On the one hand are the Western sheepmen and the Division of Wildlife Services, who seem determined to poison every meat-eating wild bird and animal if that is what it will take to "save" the sheep industry. On the other hand are the rest of the 200 million-plus U.S. citizens, who are being made aware of this massive wildlife poisoning and its incalculable consequences.
There is a strong possibility that what a certain segment of the Western sheepmen are really doing is poisoning the whole sheep industry in the mind of the rest of the nation.
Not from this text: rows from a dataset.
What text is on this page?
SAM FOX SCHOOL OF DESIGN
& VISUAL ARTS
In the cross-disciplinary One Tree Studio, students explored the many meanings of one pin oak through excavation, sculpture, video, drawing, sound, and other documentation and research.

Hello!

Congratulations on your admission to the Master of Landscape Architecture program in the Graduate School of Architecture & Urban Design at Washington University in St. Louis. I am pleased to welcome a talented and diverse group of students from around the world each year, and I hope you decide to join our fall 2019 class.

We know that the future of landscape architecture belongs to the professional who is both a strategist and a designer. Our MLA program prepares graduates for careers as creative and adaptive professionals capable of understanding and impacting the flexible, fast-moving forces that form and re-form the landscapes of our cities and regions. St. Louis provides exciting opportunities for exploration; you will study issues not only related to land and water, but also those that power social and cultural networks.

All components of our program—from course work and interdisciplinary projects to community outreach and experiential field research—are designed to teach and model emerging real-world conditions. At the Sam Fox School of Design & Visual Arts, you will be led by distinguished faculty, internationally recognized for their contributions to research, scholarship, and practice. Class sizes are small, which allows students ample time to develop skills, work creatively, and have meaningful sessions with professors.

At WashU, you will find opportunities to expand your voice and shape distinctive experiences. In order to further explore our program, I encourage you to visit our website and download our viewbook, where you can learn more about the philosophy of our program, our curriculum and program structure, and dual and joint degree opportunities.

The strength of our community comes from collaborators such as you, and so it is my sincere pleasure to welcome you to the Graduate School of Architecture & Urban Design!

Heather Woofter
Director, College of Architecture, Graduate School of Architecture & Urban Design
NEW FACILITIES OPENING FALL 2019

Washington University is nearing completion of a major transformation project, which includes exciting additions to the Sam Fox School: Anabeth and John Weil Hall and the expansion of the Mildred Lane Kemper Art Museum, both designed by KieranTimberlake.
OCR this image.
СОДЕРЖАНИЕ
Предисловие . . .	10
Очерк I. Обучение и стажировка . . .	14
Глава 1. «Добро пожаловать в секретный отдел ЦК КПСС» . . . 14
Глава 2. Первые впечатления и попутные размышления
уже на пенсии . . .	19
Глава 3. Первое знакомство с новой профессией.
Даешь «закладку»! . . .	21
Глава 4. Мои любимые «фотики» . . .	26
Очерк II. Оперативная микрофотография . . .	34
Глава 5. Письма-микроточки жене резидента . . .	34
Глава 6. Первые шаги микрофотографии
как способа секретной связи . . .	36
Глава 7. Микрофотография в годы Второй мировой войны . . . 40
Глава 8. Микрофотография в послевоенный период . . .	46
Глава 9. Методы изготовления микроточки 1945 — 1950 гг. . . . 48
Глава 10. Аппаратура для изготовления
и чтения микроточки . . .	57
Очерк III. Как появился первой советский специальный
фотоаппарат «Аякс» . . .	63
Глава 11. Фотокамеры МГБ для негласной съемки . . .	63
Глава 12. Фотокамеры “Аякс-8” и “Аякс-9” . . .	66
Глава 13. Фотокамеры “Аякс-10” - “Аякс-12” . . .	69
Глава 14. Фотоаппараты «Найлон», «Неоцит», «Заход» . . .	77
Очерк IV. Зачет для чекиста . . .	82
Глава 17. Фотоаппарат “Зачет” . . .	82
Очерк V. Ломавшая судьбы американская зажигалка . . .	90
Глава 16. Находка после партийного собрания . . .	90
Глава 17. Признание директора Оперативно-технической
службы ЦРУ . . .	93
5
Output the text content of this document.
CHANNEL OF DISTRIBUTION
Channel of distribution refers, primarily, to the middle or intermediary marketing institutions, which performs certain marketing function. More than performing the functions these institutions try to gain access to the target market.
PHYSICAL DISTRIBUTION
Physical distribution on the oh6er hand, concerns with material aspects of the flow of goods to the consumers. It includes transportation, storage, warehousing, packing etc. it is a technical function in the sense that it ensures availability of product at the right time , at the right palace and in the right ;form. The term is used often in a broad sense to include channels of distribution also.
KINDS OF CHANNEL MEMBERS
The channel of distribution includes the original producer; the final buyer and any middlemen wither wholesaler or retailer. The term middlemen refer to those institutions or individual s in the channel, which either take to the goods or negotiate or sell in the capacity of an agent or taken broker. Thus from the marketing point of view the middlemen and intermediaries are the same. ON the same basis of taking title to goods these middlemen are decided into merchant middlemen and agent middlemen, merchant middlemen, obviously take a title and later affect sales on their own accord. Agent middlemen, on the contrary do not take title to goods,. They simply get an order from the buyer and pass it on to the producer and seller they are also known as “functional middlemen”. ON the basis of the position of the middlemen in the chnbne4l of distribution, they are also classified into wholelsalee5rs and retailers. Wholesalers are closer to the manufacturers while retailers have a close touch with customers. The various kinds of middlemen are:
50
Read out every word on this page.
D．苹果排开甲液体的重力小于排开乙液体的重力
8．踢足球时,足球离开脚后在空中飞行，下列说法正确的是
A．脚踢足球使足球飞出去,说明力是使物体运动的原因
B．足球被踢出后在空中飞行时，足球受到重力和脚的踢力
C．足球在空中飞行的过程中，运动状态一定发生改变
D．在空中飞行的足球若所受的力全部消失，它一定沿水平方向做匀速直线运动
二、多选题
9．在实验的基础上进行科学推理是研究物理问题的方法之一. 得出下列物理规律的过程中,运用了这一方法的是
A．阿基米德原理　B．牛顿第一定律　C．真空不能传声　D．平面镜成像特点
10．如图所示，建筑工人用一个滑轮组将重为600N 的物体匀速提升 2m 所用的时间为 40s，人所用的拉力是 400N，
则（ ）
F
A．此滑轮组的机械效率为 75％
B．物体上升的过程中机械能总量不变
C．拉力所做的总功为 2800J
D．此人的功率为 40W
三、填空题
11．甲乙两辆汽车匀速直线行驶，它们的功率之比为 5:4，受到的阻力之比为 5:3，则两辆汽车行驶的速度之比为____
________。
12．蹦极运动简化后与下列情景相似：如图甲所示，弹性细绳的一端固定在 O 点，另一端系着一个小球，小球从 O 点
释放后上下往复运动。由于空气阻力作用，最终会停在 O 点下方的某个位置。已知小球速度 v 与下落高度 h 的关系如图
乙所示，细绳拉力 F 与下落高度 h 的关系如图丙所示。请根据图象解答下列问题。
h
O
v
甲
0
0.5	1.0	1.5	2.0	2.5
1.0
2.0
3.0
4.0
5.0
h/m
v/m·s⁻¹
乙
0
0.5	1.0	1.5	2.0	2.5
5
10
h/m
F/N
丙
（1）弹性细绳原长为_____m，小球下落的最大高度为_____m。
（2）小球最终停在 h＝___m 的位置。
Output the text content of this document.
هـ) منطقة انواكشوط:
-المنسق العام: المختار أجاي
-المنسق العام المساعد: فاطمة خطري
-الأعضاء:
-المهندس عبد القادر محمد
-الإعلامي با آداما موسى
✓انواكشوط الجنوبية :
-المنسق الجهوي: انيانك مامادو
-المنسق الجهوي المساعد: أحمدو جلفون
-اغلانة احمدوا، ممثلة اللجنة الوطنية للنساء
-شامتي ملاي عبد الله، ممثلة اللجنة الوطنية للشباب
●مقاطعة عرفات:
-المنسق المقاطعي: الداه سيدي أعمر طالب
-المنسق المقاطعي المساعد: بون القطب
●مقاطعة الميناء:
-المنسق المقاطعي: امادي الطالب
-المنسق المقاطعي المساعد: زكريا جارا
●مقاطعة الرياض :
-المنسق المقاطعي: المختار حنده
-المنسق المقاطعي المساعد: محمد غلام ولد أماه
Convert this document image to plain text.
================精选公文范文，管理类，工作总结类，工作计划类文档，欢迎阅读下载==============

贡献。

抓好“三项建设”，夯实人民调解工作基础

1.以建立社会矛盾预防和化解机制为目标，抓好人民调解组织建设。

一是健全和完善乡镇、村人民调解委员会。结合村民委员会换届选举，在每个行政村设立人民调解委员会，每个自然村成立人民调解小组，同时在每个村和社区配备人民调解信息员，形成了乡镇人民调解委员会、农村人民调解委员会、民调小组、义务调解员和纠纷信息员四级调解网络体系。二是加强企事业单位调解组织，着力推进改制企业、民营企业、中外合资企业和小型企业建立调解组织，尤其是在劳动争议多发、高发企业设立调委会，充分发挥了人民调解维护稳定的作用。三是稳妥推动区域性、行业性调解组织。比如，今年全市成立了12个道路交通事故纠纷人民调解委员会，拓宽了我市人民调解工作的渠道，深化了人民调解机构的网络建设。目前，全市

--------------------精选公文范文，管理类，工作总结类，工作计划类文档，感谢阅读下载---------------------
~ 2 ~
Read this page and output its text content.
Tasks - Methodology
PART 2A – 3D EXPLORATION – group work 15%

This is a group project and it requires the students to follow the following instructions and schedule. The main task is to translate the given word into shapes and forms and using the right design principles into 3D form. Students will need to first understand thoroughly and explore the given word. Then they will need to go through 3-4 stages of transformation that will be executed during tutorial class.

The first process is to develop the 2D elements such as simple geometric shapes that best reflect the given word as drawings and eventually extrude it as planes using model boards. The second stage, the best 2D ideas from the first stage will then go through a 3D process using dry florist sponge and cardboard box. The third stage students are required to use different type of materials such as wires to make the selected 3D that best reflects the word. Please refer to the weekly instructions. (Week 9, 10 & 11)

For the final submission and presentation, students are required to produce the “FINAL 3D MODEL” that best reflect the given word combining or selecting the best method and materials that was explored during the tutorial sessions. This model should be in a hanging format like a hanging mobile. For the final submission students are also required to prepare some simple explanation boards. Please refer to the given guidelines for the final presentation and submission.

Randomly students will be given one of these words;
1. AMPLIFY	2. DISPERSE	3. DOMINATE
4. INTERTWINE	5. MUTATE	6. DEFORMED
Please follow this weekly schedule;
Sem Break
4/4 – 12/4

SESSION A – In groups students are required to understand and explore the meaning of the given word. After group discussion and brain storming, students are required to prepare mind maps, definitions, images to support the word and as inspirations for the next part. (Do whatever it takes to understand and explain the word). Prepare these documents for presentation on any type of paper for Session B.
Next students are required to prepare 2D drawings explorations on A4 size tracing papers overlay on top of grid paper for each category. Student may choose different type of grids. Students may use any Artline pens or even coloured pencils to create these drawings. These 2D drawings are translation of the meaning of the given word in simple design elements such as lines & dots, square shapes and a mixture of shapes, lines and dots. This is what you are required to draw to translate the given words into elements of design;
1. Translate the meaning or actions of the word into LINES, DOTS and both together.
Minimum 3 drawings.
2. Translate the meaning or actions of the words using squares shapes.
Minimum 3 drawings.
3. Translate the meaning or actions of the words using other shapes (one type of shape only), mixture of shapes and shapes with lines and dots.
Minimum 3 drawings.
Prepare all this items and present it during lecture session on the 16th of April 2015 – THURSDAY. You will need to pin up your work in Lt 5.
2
Might not the wool-buying, mutton-eating American public finally sit back and say, "Do I want to pay this high a price for wool and mutton? Might I not better go with synthetics and imports or do without?"
As for the Division of Wildlife Services, when enough people put the heat on their Congressmen to cut off the funds of this poison-spreading outfit it finally will come to its senses.
It seems evident that the sheep industry people had better think this thing through, and quickly. They had better work toward finding the correct solution and get off this indiscriminate poisoning kick. They have too much at stake to say of any industry boycott, "It can't happen here." Get any significant part of our nation's citizenry upset over some industry destroying forever a valuable part of our national heritage and wildlife resource, and plenty can happen. And will.